We're Hopeful That Prodigy Gold (ASX:PRX) Will Use Its Cash Wisely

We can readily understand why investors are attracted to unprofitable companies. For example, biotech and mining exploration companies often lose money for years before finding success with a new treatment or mineral discovery. But while history lauds those rare successes, those that fail are often forgotten; who remembers Pets.com?

So should Prodigy Gold (ASX:PRX) shareholders be worried about its cash burn? For the purposes of this article, cash burn is the annual rate at which an unprofitable company spends cash to fund its growth; its negative free cash flow. Let's start with an examination of the business' cash, relative to its cash burn.

Check out our latest analysis for Prodigy Gold

When Might Prodigy Gold Run Out Of Money?
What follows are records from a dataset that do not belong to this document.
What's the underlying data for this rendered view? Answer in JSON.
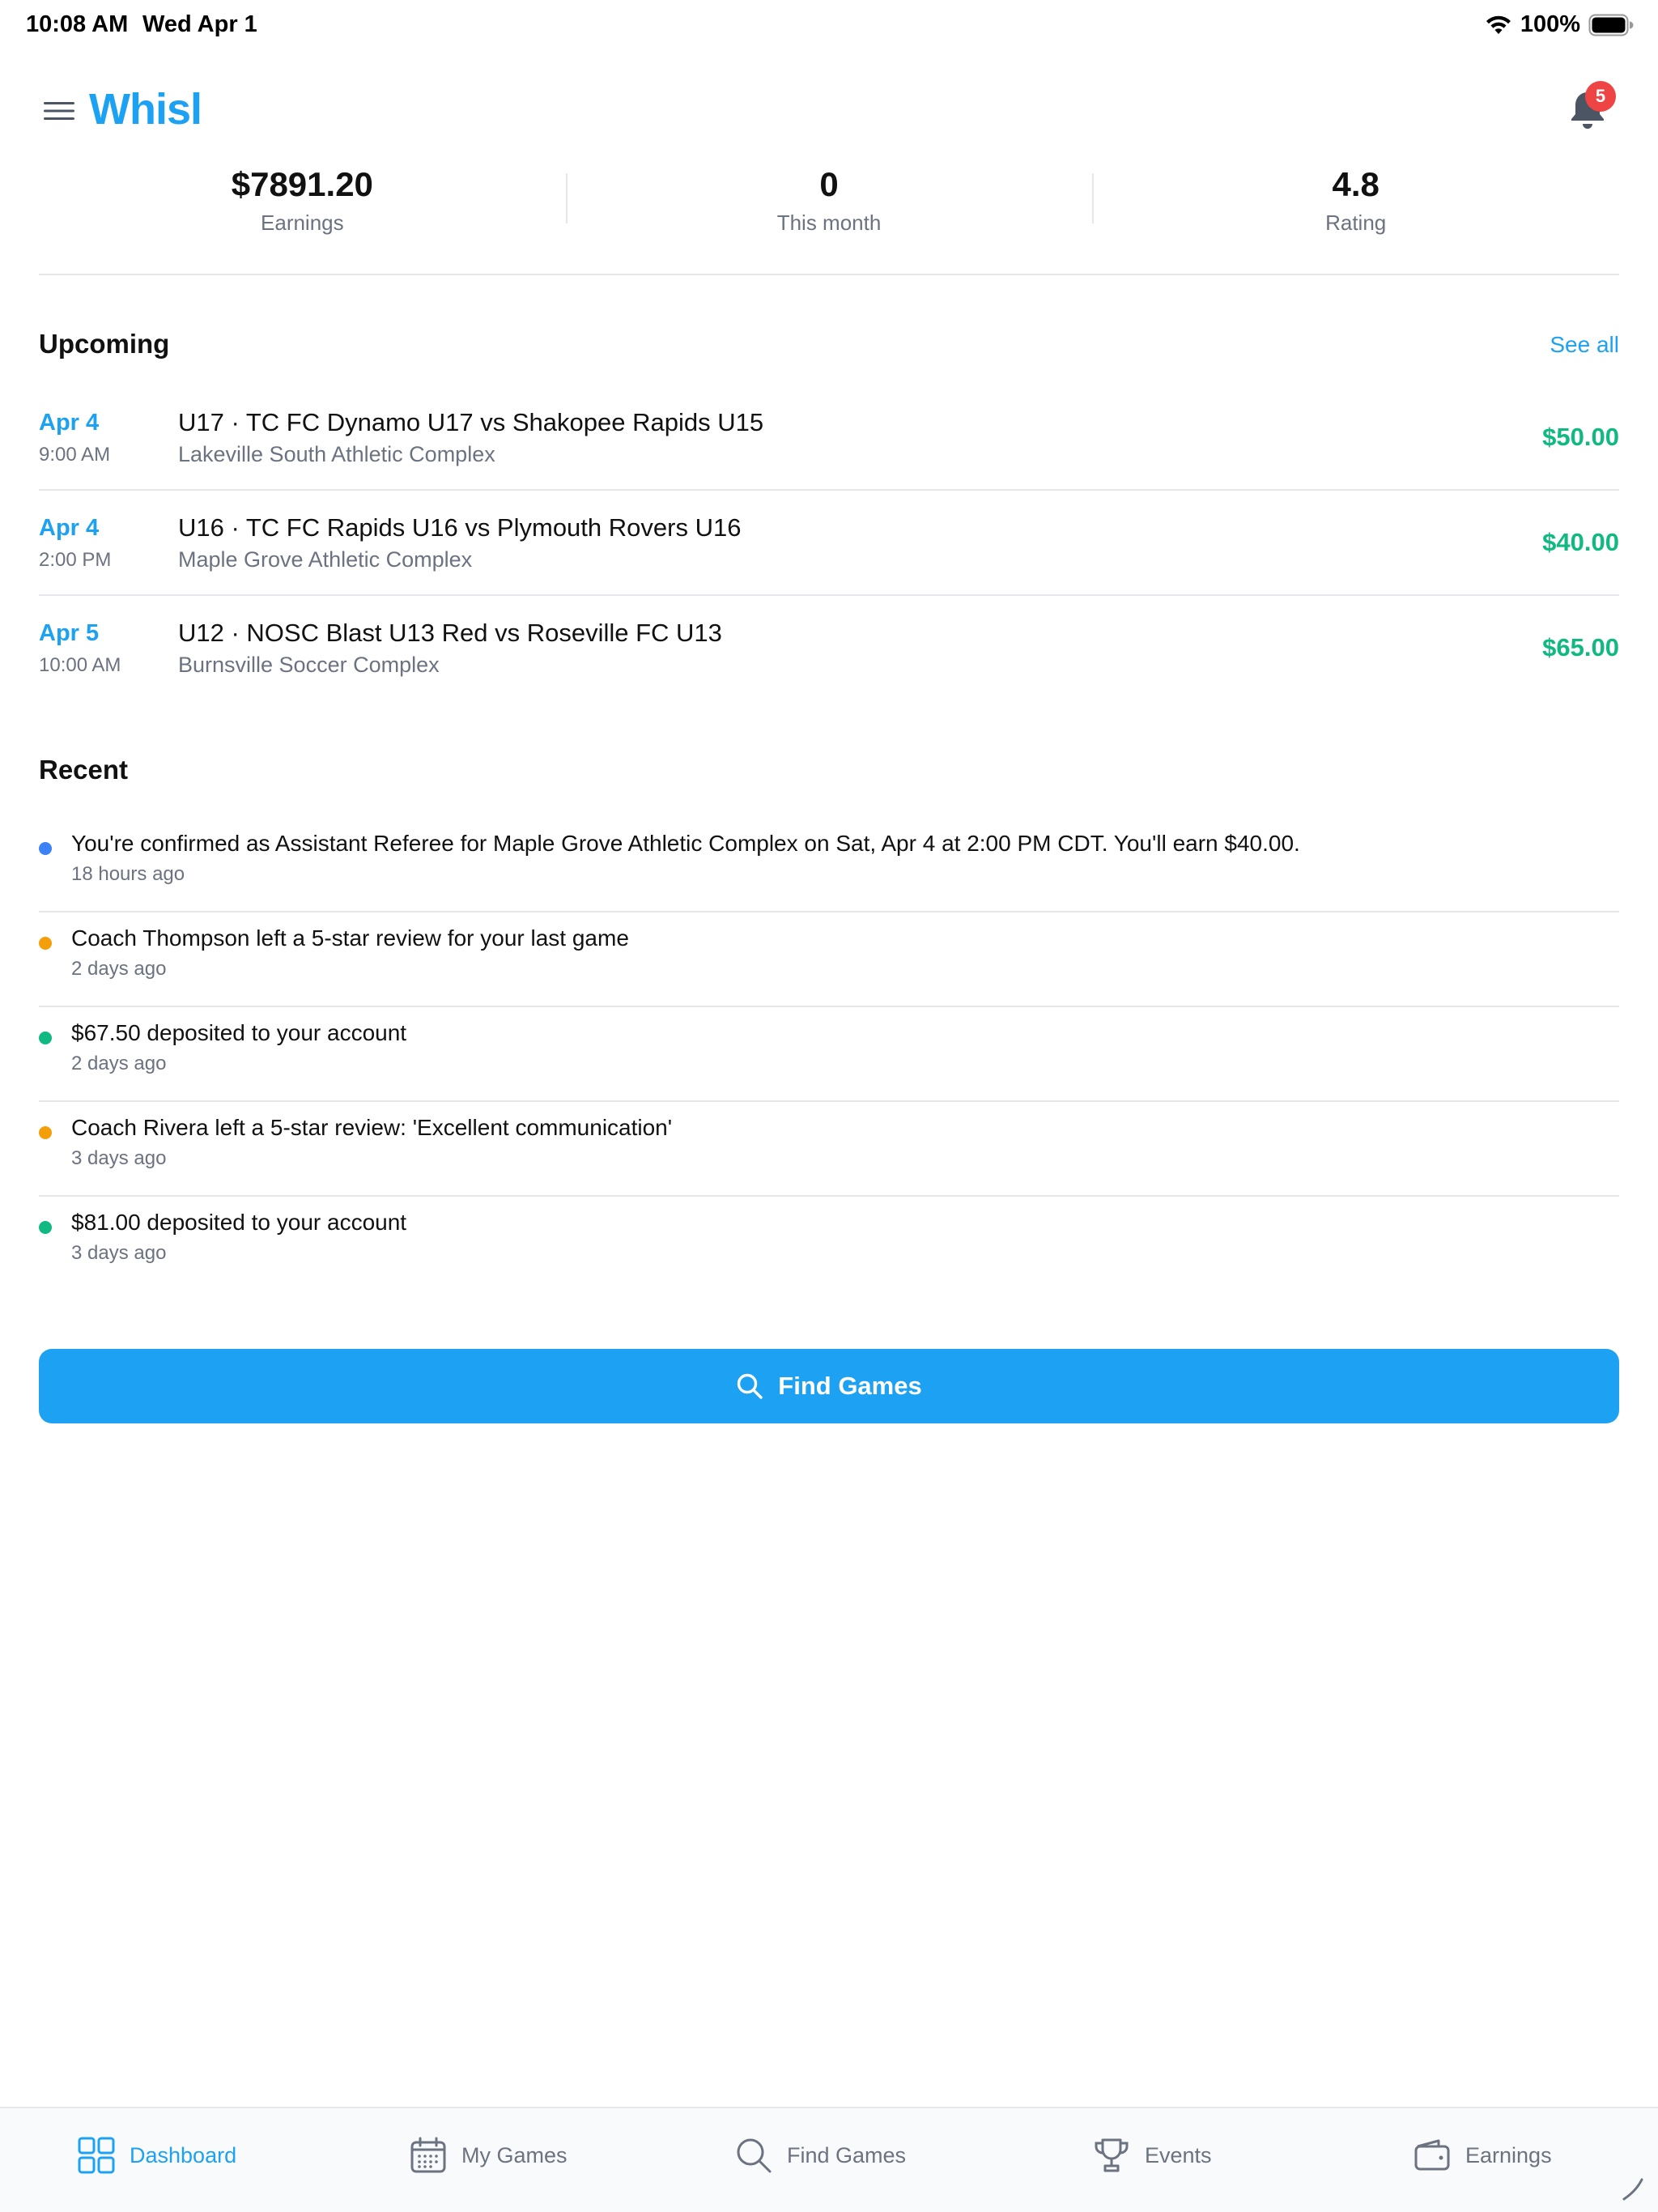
{
  "status_bar": {
    "time": "10:08 AM",
    "date": "Wed Apr 1",
    "battery": "100%"
  },
  "header": {
    "app_name": "Whisl",
    "notification_count": "5"
  },
  "stats": [
    {
      "value": "$7891.20",
      "label": "Earnings"
    },
    {
      "value": "0",
      "label": "This month"
    },
    {
      "value": "4.8",
      "label": "Rating"
    }
  ],
  "upcoming": {
    "title": "Upcoming",
    "see_all": "See all",
    "games": [
      {
        "date": "Apr 4",
        "time": "9:00 AM",
        "title": "U17 · TC FC Dynamo U17 vs Shakopee Rapids U15",
        "venue": "Lakeville South Athletic Complex",
        "pay": "$50.00"
      },
      {
        "date": "Apr 4",
        "time": "2:00 PM",
        "title": "U16 · TC FC Rapids U16 vs Plymouth Rovers U16",
        "venue": "Maple Grove Athletic Complex",
        "pay": "$40.00"
      },
      {
        "date": "Apr 5",
        "time": "10:00 AM",
        "title": "U12 · NOSC Blast U13 Red vs Roseville FC U13",
        "venue": "Burnsville Soccer Complex",
        "pay": "$65.00"
      }
    ]
  },
  "recent": {
    "title": "Recent",
    "items": [
      {
        "text": "You're confirmed as Assistant Referee for Maple Grove Athletic Complex on Sat, Apr 4 at 2:00 PM CDT. You'll earn $40.00.",
        "time": "18 hours ago",
        "color": "#3b82f6"
      },
      {
        "text": "Coach Thompson left a 5-star review for your last game",
        "time": "2 days ago",
        "color": "#f59e0b"
      },
      {
        "text": "$67.50 deposited to your account",
        "time": "2 days ago",
        "color": "#10b981"
      },
      {
        "text": "Coach Rivera left a 5-star review: 'Excellent communication'",
        "time": "3 days ago",
        "color": "#f59e0b"
      },
      {
        "text": "$81.00 deposited to your account",
        "time": "3 days ago",
        "color": "#10b981"
      }
    ]
  },
  "find_button": {
    "label": "Find Games"
  },
  "tabs": [
    {
      "label": "Dashboard",
      "icon": "grid-icon",
      "active": true
    },
    {
      "label": "My Games",
      "icon": "calendar-icon",
      "active": false
    },
    {
      "label": "Find Games",
      "icon": "search-icon",
      "active": false
    },
    {
      "label": "Events",
      "icon": "trophy-icon",
      "active": false
    },
    {
      "label": "Earnings",
      "icon": "wallet-icon",
      "active": false
    }
  ],
  "colors": {
    "accent": "#1da1f2",
    "money": "#10b981",
    "badge": "#ef4444"
  }
}
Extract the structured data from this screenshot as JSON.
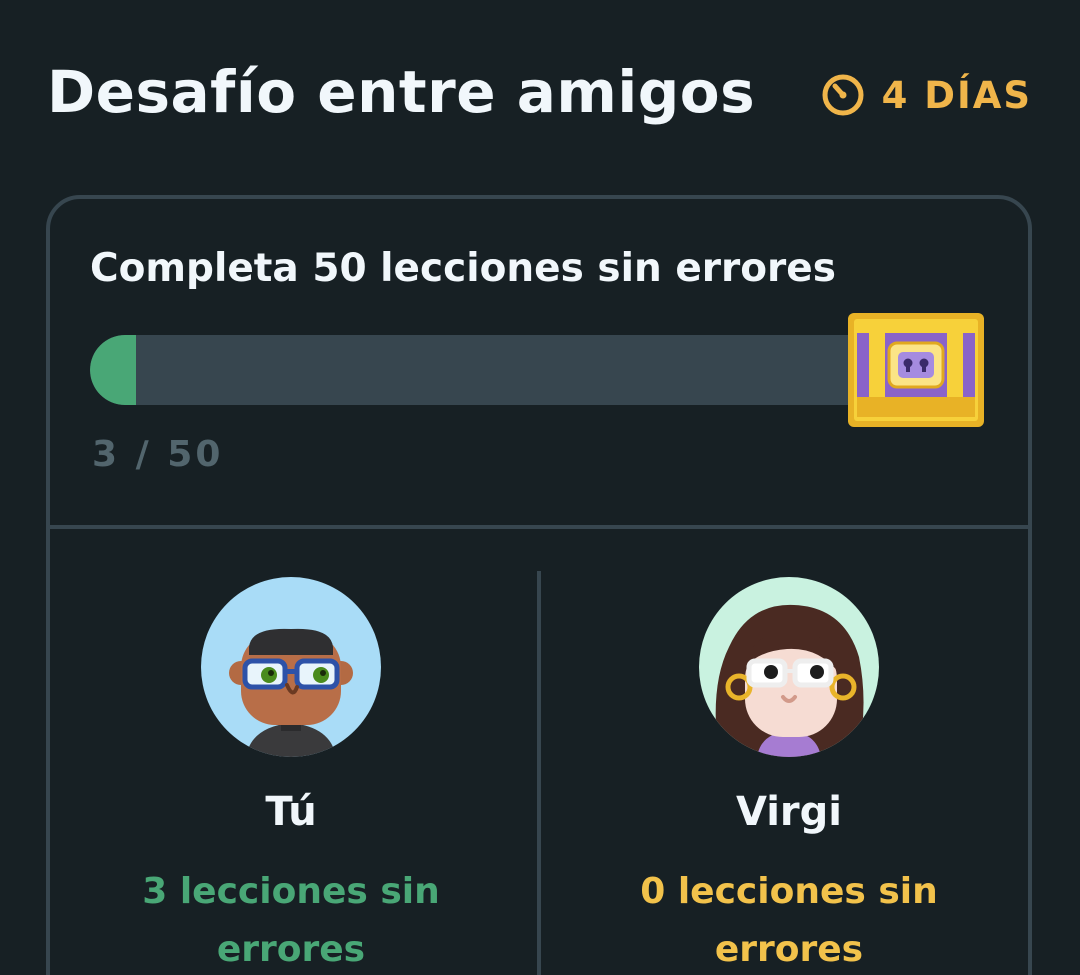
{
  "header": {
    "title": "Desafío entre amigos",
    "timer_label": "4 DÍAS",
    "timer_icon": "clock-icon",
    "timer_color": "#f0b54a"
  },
  "quest": {
    "title": "Completa 50 lecciones sin errores",
    "progress_text": "3 / 50",
    "progress_current": 3,
    "progress_total": 50,
    "reward_icon": "treasure-chest-icon",
    "fill_color": "#49a776",
    "track_color": "#37464f"
  },
  "players": [
    {
      "name": "Tú",
      "stat": "3 lecciones sin errores",
      "stat_color": "#49a776",
      "avatar_icon": "avatar-man-glasses-icon"
    },
    {
      "name": "Virgi",
      "stat": "0 lecciones sin errores",
      "stat_color": "#f2c24b",
      "avatar_icon": "avatar-woman-glasses-icon"
    }
  ]
}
A cash runway is defined as the length of time it would take a company to run out of money if it kept spending at its current rate of cash burn. In December 2020, Prodigy Gold had AU$8.6m in cash, and was debt-free. Looking at the last year, the company burnt through AU$3.9m. That means it had a cash runway of about 2.2 years as of December 2020. That's decent, giving the company a couple years to develop its business. The image below shows how its cash balance has been changing over the last few years.

debt-equity-history-analysis
debt-equity-history-analysis

How Is Prodigy Gold's Cash Burn Changing Over Time?

Because Prodigy Gold isn't currently generating revenue, we consider it an early-stage business. Nonetheless, we can still examine its cash burn trajectory as part of our assessment of its cash burn situation. Even though it doesn't get us excited, the 25% reduction in cash burn year on year does suggest the company can continue operating for quite some time. Prodigy Gold makes us a little nervous due to its lack of substantial operating revenue. So we'd generally prefer stocks from this list of stocks that have analysts forecasting growth.

How Easily Can Prodigy Gold Raise Cash?

While Prodigy Gold is showing a solid reduction in its cash burn, it's still worth considering how easily it could raise more cash, even just to fuel faster growth. Issuing new shares, or taking on debt, are the most common ways for a listed company to raise more money for its business. Commonly, a business will sell new shares in itself to raise cash and drive growth. By looking at a company's cash burn relative to its market capitalisation, we gain insight on how much shareholders would be diluted if the company needed to raise enough cash to cover another year's cash burn.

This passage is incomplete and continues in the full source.